In words which, though spoken so long ago, are still the living utterances of the Spirit to every seeking soul, He was now speaking to Edith, and she listened with the wonder and hope that might have stirred the heart of some sorrowing maiden like herself, when His voice was accompanied by the musical chime of waves breaking on the shores of Galilee, or the rustle of winds through the gray olive leaves.
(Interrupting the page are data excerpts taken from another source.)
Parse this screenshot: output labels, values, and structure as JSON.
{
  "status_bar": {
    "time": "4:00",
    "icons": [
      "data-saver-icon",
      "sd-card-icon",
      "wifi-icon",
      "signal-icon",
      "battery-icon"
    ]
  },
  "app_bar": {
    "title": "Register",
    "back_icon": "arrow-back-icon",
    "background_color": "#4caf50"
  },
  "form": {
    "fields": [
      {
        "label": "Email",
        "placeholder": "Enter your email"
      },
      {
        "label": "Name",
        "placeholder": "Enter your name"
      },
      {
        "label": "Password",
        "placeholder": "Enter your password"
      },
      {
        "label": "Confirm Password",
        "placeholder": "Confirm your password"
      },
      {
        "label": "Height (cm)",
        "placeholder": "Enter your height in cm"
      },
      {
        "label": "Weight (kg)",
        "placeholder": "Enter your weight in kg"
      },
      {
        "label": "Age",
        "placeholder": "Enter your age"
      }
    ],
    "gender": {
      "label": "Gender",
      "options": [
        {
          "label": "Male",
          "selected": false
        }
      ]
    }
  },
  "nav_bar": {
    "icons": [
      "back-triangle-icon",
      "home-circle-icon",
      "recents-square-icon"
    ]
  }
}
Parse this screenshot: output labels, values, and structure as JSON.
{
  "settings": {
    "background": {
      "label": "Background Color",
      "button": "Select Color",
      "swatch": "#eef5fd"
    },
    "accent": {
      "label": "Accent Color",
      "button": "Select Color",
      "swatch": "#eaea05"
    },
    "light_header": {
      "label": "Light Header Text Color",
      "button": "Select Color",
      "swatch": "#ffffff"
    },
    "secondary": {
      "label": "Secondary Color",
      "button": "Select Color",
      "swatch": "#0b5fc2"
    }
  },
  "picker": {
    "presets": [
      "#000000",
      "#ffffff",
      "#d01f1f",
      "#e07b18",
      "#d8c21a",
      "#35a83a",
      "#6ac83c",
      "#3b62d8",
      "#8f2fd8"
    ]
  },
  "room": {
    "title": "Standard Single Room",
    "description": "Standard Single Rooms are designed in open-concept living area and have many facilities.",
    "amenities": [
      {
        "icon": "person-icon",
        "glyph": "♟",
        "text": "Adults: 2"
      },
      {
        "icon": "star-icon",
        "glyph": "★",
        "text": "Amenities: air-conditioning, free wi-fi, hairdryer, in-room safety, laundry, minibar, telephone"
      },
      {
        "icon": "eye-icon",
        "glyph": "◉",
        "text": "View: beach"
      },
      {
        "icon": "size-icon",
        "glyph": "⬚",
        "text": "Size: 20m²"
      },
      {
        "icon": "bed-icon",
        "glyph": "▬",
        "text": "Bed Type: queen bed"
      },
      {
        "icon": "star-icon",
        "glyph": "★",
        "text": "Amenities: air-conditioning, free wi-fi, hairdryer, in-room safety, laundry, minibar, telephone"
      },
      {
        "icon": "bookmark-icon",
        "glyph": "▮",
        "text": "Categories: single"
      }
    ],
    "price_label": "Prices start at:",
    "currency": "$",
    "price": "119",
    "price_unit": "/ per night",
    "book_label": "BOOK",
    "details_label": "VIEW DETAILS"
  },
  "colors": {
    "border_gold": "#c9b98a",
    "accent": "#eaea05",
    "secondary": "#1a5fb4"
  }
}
Edith came to the source of all truth with a mind as fresh and unprejudiced as that of one who saw and heard Jesus for the first time, as, in his mission journeys, he entered some little town of the Holy Land. She had never thought much about Him, and had no strong preconceived opinions. She was almost utterly ignorant of the creeds and symbols of men, and Christ was not to her, as He is to so many, the embodiment of a system and the incarnation of a doctrine--a vague, half-realized truth. When she thought of Him at all, it had been as a great, good man, the most famous religious teacher in the past, whose life had nobly "adorned a tale and pointed a moral." But this would not answer anymore. "What could a man, dead and buried centuries ago, do for me now?" she asked, bitterly.
"I want one who can with right speak these words--
"'Come unto me all ye that labor and are heavy laden, and I will give you rest.'"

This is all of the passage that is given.